Nachdem Lu See das Restaurant um 23 Uhr geschlossen und mit einem Stock das eiserne Rollgitter heruntergezogen hatte, ging sie zur Registrierkasse, nahm aus dem Banknotenfach einen Zehndollarschein und steckte ihn in den Umschlag, auf dem Juru stand. Dann ging sie die Treppe hinauf und trat durch das Hundegitter. Sobald sie den Deckenventilator eingeschaltet, ihre Schürze abgelegt und an den Haken auf der Rückseite der Tür gehängt hatte, wurde sie von ihren sechs schwanzwedelnden und vor Begeisterung jaulenden Hunden begrüßt.

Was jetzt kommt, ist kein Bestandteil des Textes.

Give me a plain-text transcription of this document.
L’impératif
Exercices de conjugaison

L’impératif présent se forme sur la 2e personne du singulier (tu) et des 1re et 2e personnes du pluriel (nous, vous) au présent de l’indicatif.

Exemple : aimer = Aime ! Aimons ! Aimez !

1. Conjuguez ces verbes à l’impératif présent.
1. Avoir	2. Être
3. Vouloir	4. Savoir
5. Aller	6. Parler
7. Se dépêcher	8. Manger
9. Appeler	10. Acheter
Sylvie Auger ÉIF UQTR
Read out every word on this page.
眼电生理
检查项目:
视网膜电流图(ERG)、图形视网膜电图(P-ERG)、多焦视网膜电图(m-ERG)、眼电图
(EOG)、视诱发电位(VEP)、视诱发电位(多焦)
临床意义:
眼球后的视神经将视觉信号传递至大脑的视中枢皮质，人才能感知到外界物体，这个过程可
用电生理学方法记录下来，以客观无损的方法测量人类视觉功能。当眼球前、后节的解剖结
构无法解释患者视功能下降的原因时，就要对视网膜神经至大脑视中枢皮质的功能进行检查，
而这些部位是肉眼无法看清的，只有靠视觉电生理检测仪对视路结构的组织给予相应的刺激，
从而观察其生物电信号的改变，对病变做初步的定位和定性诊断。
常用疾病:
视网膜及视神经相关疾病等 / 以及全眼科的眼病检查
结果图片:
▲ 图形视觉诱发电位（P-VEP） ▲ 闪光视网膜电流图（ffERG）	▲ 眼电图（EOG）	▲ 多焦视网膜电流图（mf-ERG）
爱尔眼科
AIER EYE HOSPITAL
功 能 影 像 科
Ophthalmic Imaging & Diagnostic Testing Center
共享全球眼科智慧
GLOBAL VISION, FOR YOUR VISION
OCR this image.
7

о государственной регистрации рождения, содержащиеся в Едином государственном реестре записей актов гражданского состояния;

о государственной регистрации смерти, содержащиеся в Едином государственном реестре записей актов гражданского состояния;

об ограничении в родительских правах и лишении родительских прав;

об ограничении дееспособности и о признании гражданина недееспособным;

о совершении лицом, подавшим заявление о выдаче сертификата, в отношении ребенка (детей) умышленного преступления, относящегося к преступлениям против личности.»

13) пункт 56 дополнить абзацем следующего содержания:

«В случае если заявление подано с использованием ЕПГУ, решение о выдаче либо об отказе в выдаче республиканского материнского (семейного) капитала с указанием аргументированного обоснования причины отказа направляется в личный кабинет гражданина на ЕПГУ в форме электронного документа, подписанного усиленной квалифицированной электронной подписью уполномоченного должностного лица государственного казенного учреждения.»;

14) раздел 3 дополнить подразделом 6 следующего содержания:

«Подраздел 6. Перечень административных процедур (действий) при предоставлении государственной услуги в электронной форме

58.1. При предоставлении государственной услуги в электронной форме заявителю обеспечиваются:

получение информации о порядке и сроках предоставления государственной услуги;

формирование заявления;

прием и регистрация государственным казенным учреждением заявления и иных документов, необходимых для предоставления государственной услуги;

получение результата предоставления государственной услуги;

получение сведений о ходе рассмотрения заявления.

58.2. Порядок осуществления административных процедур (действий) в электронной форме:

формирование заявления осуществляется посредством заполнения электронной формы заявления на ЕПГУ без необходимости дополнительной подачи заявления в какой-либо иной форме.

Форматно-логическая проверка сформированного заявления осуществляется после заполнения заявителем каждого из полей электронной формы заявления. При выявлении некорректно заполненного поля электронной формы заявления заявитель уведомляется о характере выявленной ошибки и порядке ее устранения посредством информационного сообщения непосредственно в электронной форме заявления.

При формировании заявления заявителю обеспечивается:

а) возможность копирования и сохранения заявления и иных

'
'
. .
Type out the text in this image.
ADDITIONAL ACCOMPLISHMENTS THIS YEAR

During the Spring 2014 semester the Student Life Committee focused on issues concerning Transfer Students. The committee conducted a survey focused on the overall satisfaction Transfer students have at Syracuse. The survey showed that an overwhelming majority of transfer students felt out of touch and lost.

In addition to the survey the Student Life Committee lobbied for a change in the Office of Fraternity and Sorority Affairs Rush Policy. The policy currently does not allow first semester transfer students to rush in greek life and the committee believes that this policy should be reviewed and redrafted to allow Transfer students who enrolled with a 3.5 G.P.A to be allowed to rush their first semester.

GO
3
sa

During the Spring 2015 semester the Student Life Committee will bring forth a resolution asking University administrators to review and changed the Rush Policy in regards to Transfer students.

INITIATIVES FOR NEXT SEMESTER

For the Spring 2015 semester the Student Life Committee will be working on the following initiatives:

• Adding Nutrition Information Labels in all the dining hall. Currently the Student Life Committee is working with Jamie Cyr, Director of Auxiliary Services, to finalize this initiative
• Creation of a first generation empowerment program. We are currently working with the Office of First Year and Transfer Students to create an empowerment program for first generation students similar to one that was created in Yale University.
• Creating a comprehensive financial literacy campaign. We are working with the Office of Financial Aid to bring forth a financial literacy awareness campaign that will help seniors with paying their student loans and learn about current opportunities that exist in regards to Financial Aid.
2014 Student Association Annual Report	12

Sie warteten auf ihr Futter. Lu See füllte die Näpfe in ihrer Küche mit Keksen und Speiseresten, zündete dann die Mückenspiralen an und stellte sie ans Fenster. Nachdem sie sich in der Eimerdusche rasch gewaschen hatte, versuchte sie, zwischen ihren angesammelten Besitztümern etwas Platz zu schaffen. Zwischen den hohen Stapeln von alten Büchern und Zeitungen standen ihr abgestoßener Fischlederkoffer, Mabels rostiges Hawthorne-Fahrrad, einige Töpfe und Pfannen aus Messing, eine Schneiderpuppe, Trittleitern aus Bambus, Kissen, Gehstöcke und Schirme, die mit einer Schnur zusammengebunden waren, mehrere Nähmaschinen, ein stabiler Bollerwagen und eine umfangreiche Sammlung von Farben und Leinwänden.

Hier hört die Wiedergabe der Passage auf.